Viel zu schnell floss der Donnerstag dahin und auch der Freitag brachte mir nur wenig Ablenkung, da ich sowieso die meiste Zeit damit verbrachte über meinen bevorstehenden Ausflug nachzudenken. James und Sirius warfen mir den ganzen Tag verschwörerische Blicke zu, was Sam als Zeichen deutete, dass sie mich endlich als cool empfanden, worauf ich nichts gab. Kurzzeitig hatte ich sogar überlegt ihnen abzusagen, da mir die ganze Sache einfach zu heikel war und ich nicht meinen guten Ruf riskieren wollte. Doch dann hatte ich schon wieder Sirius mit dem hübschen Mädchen aus Ravenclaw gesehen, weswegen ich noch entschlossener war als zuvor ihm zu zeigen, dass ich nicht nur eine spießige Streberin war.

Völlig am Ende mit den Nerven schälte ich mich am Freitagabend, nach dem Abendessen, aus meinem Umhang und schlüpfte in eine Jeans und einen warmen Pullover, da es inzwischen sehr herbstlich und dementsprechend auch kühl geworden war. Zusätzlich zu meinen Stiefeln, zog ich auch noch ein Paar kuschelige Wollsocken an und kramte meinen Gryffindorschal aus meinem Koffer, ehe ich meinen wärmenden Wintermantel über meinen Arm warf und Sam signalisierte, dass ich fertig war. Ein Kichern entwich ihr, als sie merkte, wie viele Schichten aus Kleidung ich angezogen hatte, jedoch war mir inzwischen nicht mehr zum Lachen zu Mute. Schon beim Essen hatte ich kaum einen Happen herunterbekommen und beim Gedanken daran, in wenigen Minuten durch das Geäst des verbotenen Waldes zu laufen, musste ich mich konzentrieren, um meinen Mageninhalt bei mir zu behalten.

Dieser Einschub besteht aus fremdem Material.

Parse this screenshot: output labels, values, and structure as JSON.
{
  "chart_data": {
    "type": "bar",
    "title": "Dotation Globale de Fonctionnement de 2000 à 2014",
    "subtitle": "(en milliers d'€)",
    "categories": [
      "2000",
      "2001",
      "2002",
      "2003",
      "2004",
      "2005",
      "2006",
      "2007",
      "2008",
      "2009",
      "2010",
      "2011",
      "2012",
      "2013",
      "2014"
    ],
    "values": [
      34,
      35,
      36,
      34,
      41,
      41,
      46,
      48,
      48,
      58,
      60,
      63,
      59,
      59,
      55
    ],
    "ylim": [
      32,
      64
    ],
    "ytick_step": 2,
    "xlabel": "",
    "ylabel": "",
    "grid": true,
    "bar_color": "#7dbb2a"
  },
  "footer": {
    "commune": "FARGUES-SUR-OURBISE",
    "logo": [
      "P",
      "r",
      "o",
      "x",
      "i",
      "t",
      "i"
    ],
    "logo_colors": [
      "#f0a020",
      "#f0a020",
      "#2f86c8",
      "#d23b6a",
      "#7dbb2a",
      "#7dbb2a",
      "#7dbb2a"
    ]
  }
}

Als wir den Gemeinschaftsraum betraten, stellte ich erleichtert fest, dass dort nur noch die Rumtreiber auf uns warteten, die ebenfalls warme Sachen angezogen hatten. Niemals hätte ich es ausgehalten noch mehrere Stunden zu warten, bis wir loskonnten, denn mein Mut schien von Minute zu Minute weniger zu werden. „Gut, da wir ja jetzt alle hier versammelt sind, können wir los", stellte James begeistert fest und zog ein altes Stück Pergament aus seiner Tasche, ehe er mit kräftiger Stimme sagte: „Ich schwöre feierlich, ich bin ein Tunichtgut", und dabei tippte er einmal auf das Papier, auf dem sich sofort kleine Linien bildeten, die sich rasch ausbreiteten und eine Karte bildeten. „Was ist das?", fragte ich neugierig und trat etwas näher an ihn heran, jedoch zog er das Pergament geheimnistuerisch zurück, sodass ich nicht mehr erkennen konnte, was dort abgebildet wurde. „Nun, wir schätzen zwar einen aufgeweckten Charakter, aber wir können nicht gleich unsere gesamten Geheimnisse ausplaudern", erklärte mir Sirius und die anderen stimmte ihm mit einem stummen Nicken zu. „Wir sollten wirklich losgehen", kam es nun von Remus, der ziemlich ungeduldig wirkte und immer wieder ein paar hektische Blick nach draußen warf, fast so als befürchtete er Professor McGonagall würde durch die Turmfenster hereinblicken, doch dort war nur der runde Mond zu sehen, denn morgen Abend war schon wieder Vollmond, wie ich dank des Astronomie Unterrichts wusste.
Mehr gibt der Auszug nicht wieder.